Defesa do ex-presidente troca argumentos jurídicos por discurso político, enquanto aposta em 2026 e ignora a gravidade dos ataques à democracia.
Roberto Gutierrez – A defesa de Jair Bolsonaro abandonou a argumentação técnico-jurídica para entrar definitivamente no terreno político. O foco agora é outro: apostar em uma possível virada de cenário em 2026. Os advogados têm o direito de tentar o que acharem melhor, mas o que se viu nas alegações finais foi a repetição de teses já esgotadas.
Velhos argumentos, causas superadas
Mais uma vez, pediram a suspensão do ministro Alexandre de Moraes — algo que foi discutido e rejeitado em todas as fases do processo. Essa questão já havia sido resolvida no curso do julgamento e, portanto, não cabe em embargos de declaração.
Durante o julgamento, a defesa também reclamou do excesso de documentos e da falta de tempo para analisá-los. São argumentos que soam mais como tentativa de prolongar o processo do que de enfrentá-lo com consistência.
A aposta na política de 2026
Nos bastidores, a estratégia é clara: ganhar tempo até que o clima político mude. A esperança é de que, com um eventual governo de oposição em 2026, venha um indulto ou uma anistia. Mas é importante lembrar que, neste caso, ambos seriam inconstitucionais.

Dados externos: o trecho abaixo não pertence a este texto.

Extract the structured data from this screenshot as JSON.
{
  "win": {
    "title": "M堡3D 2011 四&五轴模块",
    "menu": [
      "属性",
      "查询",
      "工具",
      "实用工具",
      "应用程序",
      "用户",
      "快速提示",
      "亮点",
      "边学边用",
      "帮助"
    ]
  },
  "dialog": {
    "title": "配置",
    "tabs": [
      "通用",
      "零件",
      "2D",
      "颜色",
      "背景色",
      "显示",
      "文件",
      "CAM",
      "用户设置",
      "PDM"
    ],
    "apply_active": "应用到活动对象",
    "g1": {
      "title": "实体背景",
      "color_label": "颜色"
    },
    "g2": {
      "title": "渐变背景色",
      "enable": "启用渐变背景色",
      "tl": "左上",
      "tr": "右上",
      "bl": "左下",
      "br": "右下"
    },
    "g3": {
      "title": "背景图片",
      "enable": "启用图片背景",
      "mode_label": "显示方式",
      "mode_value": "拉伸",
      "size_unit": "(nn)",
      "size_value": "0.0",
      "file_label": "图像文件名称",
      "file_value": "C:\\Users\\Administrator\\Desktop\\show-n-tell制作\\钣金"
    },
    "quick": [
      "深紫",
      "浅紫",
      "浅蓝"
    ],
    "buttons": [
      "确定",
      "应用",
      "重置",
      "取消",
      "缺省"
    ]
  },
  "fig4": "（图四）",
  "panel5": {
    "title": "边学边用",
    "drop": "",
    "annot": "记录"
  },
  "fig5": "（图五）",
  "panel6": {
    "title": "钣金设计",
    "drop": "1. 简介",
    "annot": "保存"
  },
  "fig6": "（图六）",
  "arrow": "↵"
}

Deixar sem punição quem atentou contra a democracia é permitir que a democracia continue sob risco. Quem defende anistia a Bolsonaro — por conveniência, por cálculo político ou por convicção ideológica — ainda não compreendeu a gravidade do que aconteceu, ou simplesmente continua flertando com o autoritarismo.
Segunda Turma, apenas um sonho
Muito se comenta que a “turma de Fux”, a Segunda Turma do Supremo, poderia no futuro tentar aliviar a situação de Bolsonaro e de alguns militares. Mas não há espaço real para essa expectativa. Questões de ordem constitucional terão que ser decididas pelo Plenário, e ali a tendência é de firmeza institucional.
Entre a saúde e a República
A única possibilidade visível para Bolsonaro, diante da idade e do estado de saúde, seria uma prisão domiciliar. Mas é preciso dizer: o que está em jogo agora não é o corpo de um homem, e sim a saúde da própria República.
Deixar impune quem atacou o sistema democrático é abrir caminho para que o mesmo ataque volte a acontecer — talvez com mais força, talvez com mais apoio.
*Roberto Gutierrez é jornalista. Na comunicação desde outubro de 1976, passou por todas as mídias e há quase três décadas é editorialista e analista político.